Justice for people with disabilities a long time coming
FOR RELEASE, 9 July 2019
Whānau Ora Commissioning agency in the South Island, Te Pūtahitanga o Te Waipounamu, has welcomed the announcement that whānau carers will be entitled to up to $25.50 an hour as family carers, but is concerned at the timing that has delayed vital decisions on the decision-making authority of people with disabilities.
Before 2013, the Ministry of Health had a policy of never paying carers of adults with disabilities if they were related.
“Ironically, whānau members who have spoken to us have described the caregiving role as less stressful than managing the systems and paperwork involved with either the caregiving role or the person with disabilities,” said Helen Leahy, Chief Executive of Te Pūtahitanga o Te Waipounamu.
“Whānau have been waiting anxiously since pre-election, for the repeal of Funded Family Care, a policy that prevented partners and spouses from being paid to look after their disabled or ill loved ones. The recent announcements are still some way off from transformation as the changes will not come into effect until 2020 once legislation has gone through a select committee process”.
The 2013 Disability Survey found that Tāngata Whaikaha (Māori disabled people) had a disability rate of 32%, compared with 24% for Pākehā, 26% for Pacific, and 17% for Asian. Te Pūtahitanga o Te Waipounamu is keen to ensure that whānau rights to self-determination will be enabled by models which incorporate kaupapa Māori.
In July 2018, the International Human Rights Council in their report regarding the implementation of the United Nations Declaration on the Rights of Indigenous Peoples in Aotearoa recommended “that the government incorporate a Whānau Ora approach to its proposed transformation of the disability support system”.
"What we need to do most, is to restore people's human rights to be involved in decision-making, to ensure our language is inclusive; to establish a system of support based on respect, trust and tikanga”.
“We see a Whānau Ora approach in initiatives like “I Choose”; “Individualised funding” or “Enabling Good Lives,” said Ms Leahy. “People with disabilities have reminded us ‘nothing about us, without us’. We trust that the funded family care changes will enable whānau much greater opportunity to use support in a way that is easier to access and that works for them”.
Current disability initiatives funded by Te Pūtahitanga o Te Waipounamu include Koha Kai (Invercargill); a network of support, Hei Whakapiki Mauri (Christchurch) and specific navigation support including Grace Training New Zealand – Navigator Tinana.

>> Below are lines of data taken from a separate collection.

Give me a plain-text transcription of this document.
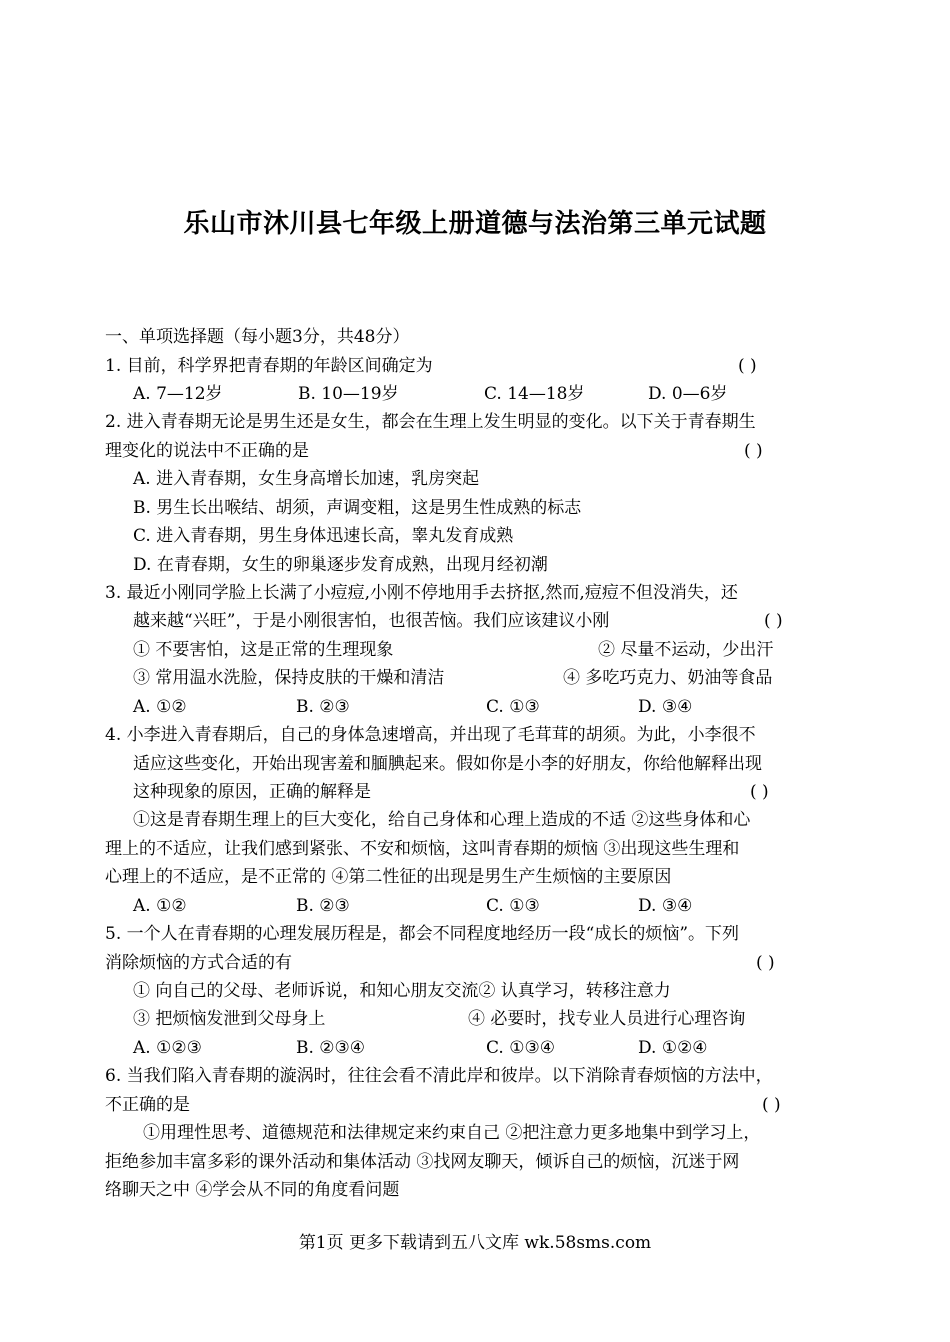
乐山市沐川县七年级上册道德与法治第三单元试题
一、单项选择题（每小题3分，共48分）
1. 目前，科学界把青春期的年龄区间确定为	( )
A. 7—12岁	B. 10—19岁	C. 14—18岁	D. 0—6岁
2. 进入青春期无论是男生还是女生，都会在生理上发生明显的变化。以下关于青春期生
理变化的说法中不正确的是	( )
A. 进入青春期，女生身高增长加速，乳房突起
B. 男生长出喉结、胡须，声调变粗，这是男生性成熟的标志
C. 进入青春期，男生身体迅速长高，睾丸发育成熟
D. 在青春期，女生的卵巢逐步发育成熟，出现月经初潮
3. 最近小刚同学脸上长满了小痘痘,小刚不停地用手去挤抠,然而,痘痘不但没消失，还
越来越“兴旺”，于是小刚很害怕，也很苦恼。我们应该建议小刚	( )
① 不要害怕，这是正常的生理现象	② 尽量不运动，少出汗
③ 常用温水洗脸，保持皮肤的干燥和清洁	④ 多吃巧克力、奶油等食品
A. ①②	B. ②③	C. ①③	D. ③④
4. 小李进入青春期后，自己的身体急速增高，并出现了毛茸茸的胡须。为此，小李很不
适应这些变化，开始出现害羞和腼腆起来。假如你是小李的好朋友，你给他解释出现
这种现象的原因，正确的解释是	( )
①这是青春期生理上的巨大变化，给自己身体和心理上造成的不适 ②这些身体和心
理上的不适应，让我们感到紧张、不安和烦恼，这叫青春期的烦恼 ③出现这些生理和
心理上的不适应，是不正常的 ④第二性征的出现是男生产生烦恼的主要原因
A. ①②	B. ②③	C. ①③	D. ③④
5. 一个人在青春期的心理发展历程是，都会不同程度地经历一段“成长的烦恼”。下列
消除烦恼的方式合适的有	( )
① 向自己的父母、老师诉说，和知心朋友交流② 认真学习，转移注意力
③ 把烦恼发泄到父母身上	④ 必要时，找专业人员进行心理咨询
A. ①②③	B. ②③④	C. ①③④	D. ①②④
6. 当我们陷入青春期的漩涡时，往往会看不清此岸和彼岸。以下消除青春烦恼的方法中，
不正确的是	( )
①用理性思考、道德规范和法律规定来约束自己 ②把注意力更多地集中到学习上，
拒绝参加丰富多彩的课外活动和集体活动 ③找网友聊天，倾诉自己的烦恼，沉迷于网
络聊天之中 ④学会从不同的角度看问题
第1页 更多下载请到五八文库 wk.58sms.com
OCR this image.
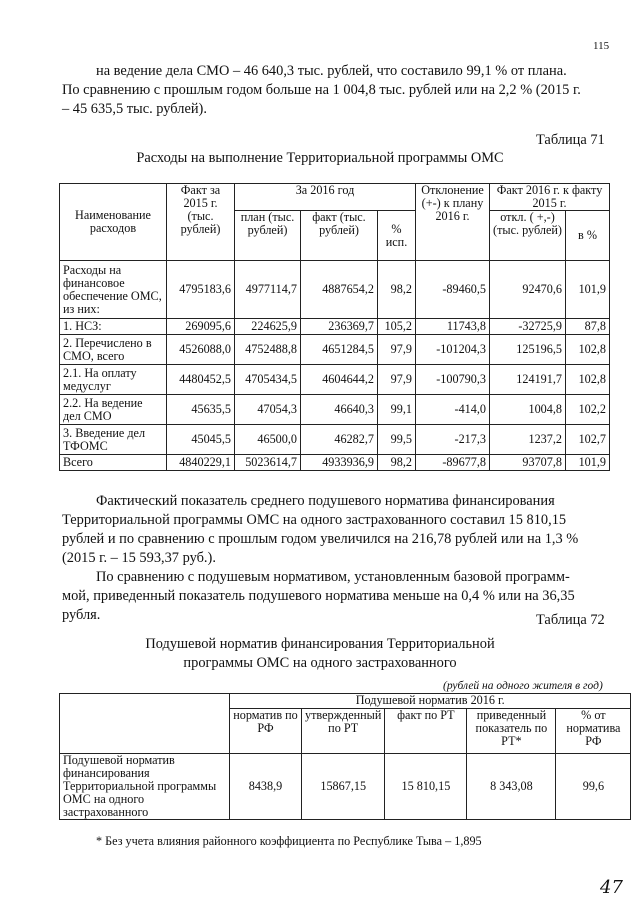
115
на ведение дела СМО – 46 640,3 тыс. рублей, что составило 99,1 % от плана.
По сравнению с прошлым годом больше на 1 004,8 тыс. рублей или на 2,2 % (2015 г.
– 45 635,5 тыс. рублей).
Таблица 71
Расходы на выполнение Территориальной программы ОМС
Наименование расходов	Факт за 2015 г. (тыс. рублей)	За 2016 год			Отклонение (+-) к плану 2016 г.	Факт 2016 г. к факту 2015 г.	
		план (тыс. рублей)	факт (тыс. рублей)	% исп.		откл. ( +,-) (тыс. рублей)	в %
Расходы на финансовое обеспечение ОМС, из них:	4795183,6	4977114,7	4887654,2	98,2	-89460,5	92470,6	101,9
1. НСЗ:	269095,6	224625,9	236369,7	105,2	11743,8	-32725,9	87,8
2. Перечислено в СМО, всего	4526088,0	4752488,8	4651284,5	97,9	-101204,3	125196,5	102,8
2.1. На оплату медуслуг	4480452,5	4705434,5	4604644,2	97,9	-100790,3	124191,7	102,8
2.2. На ведение дел СМО	45635,5	47054,3	46640,3	99,1	-414,0	1004,8	102,2
3. Введение дел ТФОМС	45045,5	46500,0	46282,7	99,5	-217,3	1237,2	102,7
Всего	4840229,1	5023614,7	4933936,9	98,2	-89677,8	93707,8	101,9
Фактический показатель среднего подушевого норматива финансирования
Территориальной программы ОМС на одного застрахованного составил 15 810,15
рублей и по сравнению с прошлым годом увеличился на 216,78 рублей или на 1,3 %
(2015 г. – 15 593,37 руб.).
По сравнению с подушевым нормативом, установленным базовой программ-
мой, приведенный показатель подушевого норматива меньше на 0,4 % или на 36,35
рубля.	Таблица 72
Подушевой норматив финансирования Территориальной
программы ОМС на одного застрахованного
(рублей на одного жителя в год)
	Подушевой норматив 2016 г.				
	норматив по РФ	утвержденный по РТ	факт по РТ	приведенный показатель по РТ*	% от норматива РФ
Подушевой норматив финансирования Территориальной программы ОМС на одного застрахованного	8438,9	15867,15	15 810,15	8 343,08	99,6
* Без учета влияния районного коэффициента по Республике Тыва – 1,895
47
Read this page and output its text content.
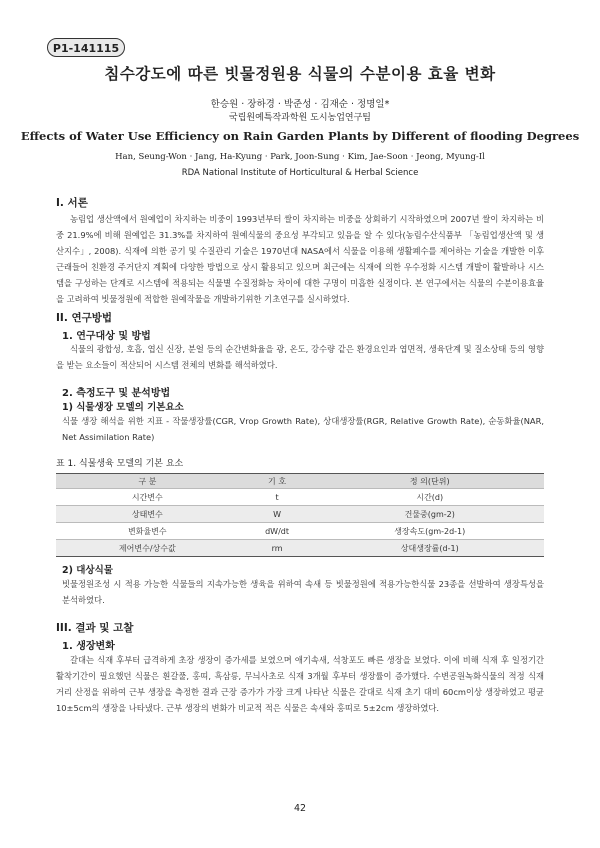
P1-141115
침수강도에 따른 빗물정원용 식물의 수분이용 효율 변화
한승원 · 장하경 · 박준성 · 김재순 · 정명일*
국립원예특작과학원 도시농업연구팀
Effects of Water Use Efficiency on Rain Garden Plants by Different of flooding Degrees
Han, Seung-Won · Jang, Ha-Kyung · Park, Joon-Sung · Kim, Jae-Soon · Jeong, Myung-Il
RDA National Institute of Horticultural & Herbal Science
I. 서론
농림업 생산액에서 원예업이 차지하는 비중이 1993년부터 쌀이 차지하는 비중을 상회하기 시작하였으며 2007년 쌀이 차지하는 비중 21.9%에 비해 원예업은 31.3%를 차지하여 원예식물의 중요성 부각되고 있음을 알 수 있다(농림수산식품부 「농림업생산액 및 생산지수」, 2008). 식재에 의한 공기 및 수질관리 기술은 1970년대 NASA에서 식물을 이용해 생활폐수를 제어하는 기술을 개발한 이후 근래들어 친환경 주거단지 계획에 다양한 방법으로 상시 활용되고 있으며 최근에는 식재에 의한 우수정화 시스템 개발이 활발하나 시스템을 구성하는 단계로 시스템에 적용되는 식물별 수질정화능 차이에 대한 구명이 미흡한 실정이다. 본 연구에서는 식물의 수분이용효율을 고려하여 빗물정원에 적합한 원예작물을 개발하기위한 기초연구를 실시하였다.
II. 연구방법
1. 연구대상 및 방법
식물의 광합성, 호흡, 엽신 신장, 분얼 등의 순간변화율을 광, 온도, 강수량 같은 환경요인과 엽면적, 생육단계 및 질소상태 등의 영향을 받는 요소들이 적산되어 시스템 전체의 변화를 해석하였다.
2. 측정도구 및 분석방법
1) 식물생장 모델의 기본요소
식물 생장 해석을 위한 지표 - 작물생장률(CGR, Vrop Growth Rate), 상대생장률(RGR, Relative Growth Rate), 순동화율(NAR, Net Assimilation Rate)
표 1. 식물생육 모델의 기본 요소
구 분	기 호	정 의(단위)
시간변수	t	시간(d)
상태변수	W	건물중(gm-2)
변화율변수	dW/dt	생장속도(gm-2d-1)
제어변수/상수값	rm	상대생장률(d-1)
2) 대상식물
빗물정원조성 시 적용 가능한 식물들의 지속가능한 생육을 위하여 속새 등 빗물정원에 적용가능한식물 23종을 선발하여 생장특성을 분석하였다.
III. 결과 및 고찰
1. 생장변화
갈대는 식재 후부터 급격하게 초장 생장이 증가세를 보였으며 애기속새, 석창포도 빠른 생장을 보였다. 이에 비해 식재 후 일정기간 활착기간이 필요했던 식물은 흰갈풀, 홍띠, 흑삼릉, 무늬사초로 식재 3개월 후부터 생장률이 증가했다. 수변공원녹화식물의 적정 식재 거리 산정을 위하여 근부 생장을 측정한 결과 근장 증가가 가장 크게 나타난 식물은 갈대로 식재 초기 대비 60cm이상 생장하였고 평균 10±5cm의 생장을 나타냈다. 근부 생장의 변화가 비교적 적은 식물은 속새와 홍띠로 5±2cm 생장하였다.
42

About us: Te Pūtahitanga o Te Waipounamu is a Commissioning Agency that works on behalf of the iwi in the South Island to support and enable whānau to create sustained social impact. We do this by developing and investing in ideas and initiatives to improve outcomes for Māori, underpinned by whānau-centred principles and strategies; these include emergency preparedness and disaster recovery. Te Pūtahitanga o Te Waipounamu also invests in Navigator roles to support and build whānau capability.